The treatment of migrants and refugees by public service providers in host countries has always been a point of interest for different stakeholders, and even more so in Europe in the face of the significant migratory movement occurring during the bigger part of the second decade of the 21st century.
It is in this context that the implementation of a more individualised approach to providing public services to newcomers, focusing on their age, gender and diversity (AGD), has been increasingly streamlined by key stakeholders, such as the UNHCR, as a tool improving the efficiency and utility of these services. Based on age, gender and diversity, assessment of the quality of provided services may shine a light on the issues and flaws of those by seeking the input of the people who experience them directly. As noted by the UNHCR, age influences, and can enhance or diminish, a person’s capacity to exercise his or her rights, gender often defines the duties, responsibilities, constraints, opportunities and privileges of women and men in their context, while, concerning diversity, UNCHR undertakes to ensure that all persons of concern are protected appropriately.

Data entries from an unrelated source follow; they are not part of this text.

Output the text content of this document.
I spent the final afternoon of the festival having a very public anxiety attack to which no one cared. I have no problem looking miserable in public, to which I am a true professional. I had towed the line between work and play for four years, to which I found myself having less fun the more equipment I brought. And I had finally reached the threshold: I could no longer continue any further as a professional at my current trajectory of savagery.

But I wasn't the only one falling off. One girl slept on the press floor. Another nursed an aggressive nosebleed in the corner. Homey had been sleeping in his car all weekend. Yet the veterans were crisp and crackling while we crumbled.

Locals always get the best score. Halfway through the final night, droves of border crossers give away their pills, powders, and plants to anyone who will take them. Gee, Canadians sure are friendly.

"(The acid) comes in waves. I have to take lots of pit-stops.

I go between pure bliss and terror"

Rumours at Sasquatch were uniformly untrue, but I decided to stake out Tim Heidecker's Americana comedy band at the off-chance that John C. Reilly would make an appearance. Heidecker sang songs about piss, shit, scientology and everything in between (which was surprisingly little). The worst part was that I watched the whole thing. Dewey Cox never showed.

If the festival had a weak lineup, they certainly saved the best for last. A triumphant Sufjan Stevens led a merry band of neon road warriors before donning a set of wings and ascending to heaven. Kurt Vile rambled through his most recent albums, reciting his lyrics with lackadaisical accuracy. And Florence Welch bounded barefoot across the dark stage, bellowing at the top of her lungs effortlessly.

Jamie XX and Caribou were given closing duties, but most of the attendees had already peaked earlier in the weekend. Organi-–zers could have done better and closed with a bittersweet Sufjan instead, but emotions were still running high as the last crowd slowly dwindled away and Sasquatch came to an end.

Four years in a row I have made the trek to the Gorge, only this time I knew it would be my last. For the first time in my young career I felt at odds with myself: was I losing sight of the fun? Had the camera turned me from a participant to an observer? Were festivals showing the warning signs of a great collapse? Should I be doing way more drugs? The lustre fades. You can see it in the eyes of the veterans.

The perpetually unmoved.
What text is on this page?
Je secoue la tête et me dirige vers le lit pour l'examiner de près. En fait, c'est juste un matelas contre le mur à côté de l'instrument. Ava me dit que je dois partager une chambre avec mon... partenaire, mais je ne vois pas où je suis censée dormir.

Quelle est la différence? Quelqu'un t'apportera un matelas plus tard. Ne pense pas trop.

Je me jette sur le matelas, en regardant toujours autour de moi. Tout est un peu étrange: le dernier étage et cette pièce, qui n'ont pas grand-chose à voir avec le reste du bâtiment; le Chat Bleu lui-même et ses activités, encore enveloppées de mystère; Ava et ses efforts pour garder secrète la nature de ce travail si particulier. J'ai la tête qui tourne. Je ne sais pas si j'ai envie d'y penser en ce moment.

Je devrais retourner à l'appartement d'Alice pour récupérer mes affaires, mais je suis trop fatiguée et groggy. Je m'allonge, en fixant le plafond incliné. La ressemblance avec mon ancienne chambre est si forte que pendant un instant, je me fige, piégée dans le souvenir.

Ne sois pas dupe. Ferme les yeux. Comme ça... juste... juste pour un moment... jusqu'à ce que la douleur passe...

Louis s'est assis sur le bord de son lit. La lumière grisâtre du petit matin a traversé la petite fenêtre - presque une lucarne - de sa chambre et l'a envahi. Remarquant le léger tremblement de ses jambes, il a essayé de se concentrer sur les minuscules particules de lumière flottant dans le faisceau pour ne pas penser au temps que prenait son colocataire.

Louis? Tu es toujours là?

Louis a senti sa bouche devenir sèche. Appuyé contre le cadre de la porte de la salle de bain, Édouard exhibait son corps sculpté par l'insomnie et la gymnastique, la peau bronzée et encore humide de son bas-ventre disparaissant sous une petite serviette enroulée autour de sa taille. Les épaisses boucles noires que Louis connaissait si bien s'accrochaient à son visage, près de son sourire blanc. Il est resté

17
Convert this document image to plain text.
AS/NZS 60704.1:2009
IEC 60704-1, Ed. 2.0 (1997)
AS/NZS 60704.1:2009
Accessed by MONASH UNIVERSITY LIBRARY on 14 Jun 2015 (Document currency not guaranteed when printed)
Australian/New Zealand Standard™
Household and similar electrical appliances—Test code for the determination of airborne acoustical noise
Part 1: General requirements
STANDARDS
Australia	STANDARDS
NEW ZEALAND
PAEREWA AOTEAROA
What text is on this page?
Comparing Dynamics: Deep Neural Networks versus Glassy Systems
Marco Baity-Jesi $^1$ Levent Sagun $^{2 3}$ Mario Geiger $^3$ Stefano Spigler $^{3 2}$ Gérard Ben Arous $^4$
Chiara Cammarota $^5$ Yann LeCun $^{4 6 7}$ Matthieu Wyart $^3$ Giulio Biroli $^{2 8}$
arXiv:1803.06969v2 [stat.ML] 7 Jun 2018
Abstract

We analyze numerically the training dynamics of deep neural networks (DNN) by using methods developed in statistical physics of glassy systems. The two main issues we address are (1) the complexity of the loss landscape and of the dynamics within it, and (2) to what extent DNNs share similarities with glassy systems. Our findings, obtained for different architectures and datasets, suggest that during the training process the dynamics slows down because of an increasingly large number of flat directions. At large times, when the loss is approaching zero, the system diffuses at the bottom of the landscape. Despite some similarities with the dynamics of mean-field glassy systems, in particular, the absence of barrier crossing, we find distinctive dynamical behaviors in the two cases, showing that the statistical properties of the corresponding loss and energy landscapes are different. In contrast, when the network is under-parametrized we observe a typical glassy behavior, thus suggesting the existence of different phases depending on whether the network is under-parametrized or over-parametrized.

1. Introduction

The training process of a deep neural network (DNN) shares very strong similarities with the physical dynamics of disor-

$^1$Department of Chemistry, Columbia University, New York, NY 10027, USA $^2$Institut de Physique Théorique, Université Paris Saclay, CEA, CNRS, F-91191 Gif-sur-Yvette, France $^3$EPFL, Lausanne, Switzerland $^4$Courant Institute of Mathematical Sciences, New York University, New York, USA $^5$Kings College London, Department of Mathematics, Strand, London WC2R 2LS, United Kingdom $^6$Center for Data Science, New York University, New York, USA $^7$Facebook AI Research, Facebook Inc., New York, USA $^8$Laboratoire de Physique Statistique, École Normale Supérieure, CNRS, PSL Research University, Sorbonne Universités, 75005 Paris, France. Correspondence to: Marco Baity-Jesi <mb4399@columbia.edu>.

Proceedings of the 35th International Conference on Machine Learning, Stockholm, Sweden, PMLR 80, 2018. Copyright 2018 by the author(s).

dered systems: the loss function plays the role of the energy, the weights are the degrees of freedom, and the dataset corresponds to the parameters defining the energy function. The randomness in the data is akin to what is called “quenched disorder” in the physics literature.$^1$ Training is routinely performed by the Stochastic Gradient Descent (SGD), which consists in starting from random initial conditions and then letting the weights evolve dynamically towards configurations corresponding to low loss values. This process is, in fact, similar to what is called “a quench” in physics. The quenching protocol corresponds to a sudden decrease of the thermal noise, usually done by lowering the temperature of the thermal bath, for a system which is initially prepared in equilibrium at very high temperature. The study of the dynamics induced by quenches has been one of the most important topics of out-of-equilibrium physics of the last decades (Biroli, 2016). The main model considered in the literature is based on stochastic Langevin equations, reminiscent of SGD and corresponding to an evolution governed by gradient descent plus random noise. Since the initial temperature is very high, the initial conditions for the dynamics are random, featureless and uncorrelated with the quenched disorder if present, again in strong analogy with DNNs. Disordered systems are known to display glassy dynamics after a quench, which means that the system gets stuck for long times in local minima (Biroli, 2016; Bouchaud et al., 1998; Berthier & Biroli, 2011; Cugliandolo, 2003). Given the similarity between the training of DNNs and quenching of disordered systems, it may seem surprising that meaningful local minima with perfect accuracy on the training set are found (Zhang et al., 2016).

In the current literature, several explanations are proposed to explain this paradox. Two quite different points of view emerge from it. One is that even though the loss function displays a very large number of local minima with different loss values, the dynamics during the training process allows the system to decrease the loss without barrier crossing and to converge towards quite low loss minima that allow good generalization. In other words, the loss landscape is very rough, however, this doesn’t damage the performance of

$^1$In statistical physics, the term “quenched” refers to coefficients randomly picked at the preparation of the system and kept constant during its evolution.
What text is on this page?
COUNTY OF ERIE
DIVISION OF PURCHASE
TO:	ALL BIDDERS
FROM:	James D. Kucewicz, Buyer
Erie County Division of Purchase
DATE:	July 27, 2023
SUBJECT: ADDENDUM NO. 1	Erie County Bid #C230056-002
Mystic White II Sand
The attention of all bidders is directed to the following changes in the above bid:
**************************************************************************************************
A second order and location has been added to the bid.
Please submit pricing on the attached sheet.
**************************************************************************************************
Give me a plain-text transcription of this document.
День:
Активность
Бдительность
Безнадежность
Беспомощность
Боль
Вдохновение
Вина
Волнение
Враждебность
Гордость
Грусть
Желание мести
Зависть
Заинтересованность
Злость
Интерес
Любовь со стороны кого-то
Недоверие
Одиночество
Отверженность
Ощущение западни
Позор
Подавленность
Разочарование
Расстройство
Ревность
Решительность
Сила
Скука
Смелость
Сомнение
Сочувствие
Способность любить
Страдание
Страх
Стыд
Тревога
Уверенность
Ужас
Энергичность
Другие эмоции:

In a 2017 UNCHR AGD Participatory Assessment in Bulgaria, for instance, the most important integration-related issues experienced by asylum-seekers were education and learning of languages, labor market integration, as well as culture and media. Asylum-seekers and refugees pointed to the need of courses in English, German and Bulgarian, as well as an overall need to improve the access to information and facilitating and simplifying their interaction with the administration. Additionally, asylum seekers and refugees expressed the need for more cultural visits, social events and other community-building experiences to help build a more positive media representation of refugees, as predominantly negative stereotypes have been identified as an obstacle to integration. As per the labor market issues, the need for more targeted vocational training of refugees based on the needs of the local economy has been identified as a remedy to the difficulties of finding employment. Gender-related issues have been identified, such as refugee women lacking work experience in their countries of origin, which negatively impacts their subsequent attempts to enter the labour market in Bulgaria. Age-wise, the elderly may be in difficulty moving freely within and outside refugee centres due to lacking infrastructure and there is lack of information on the application procedure for pensions and other social rights.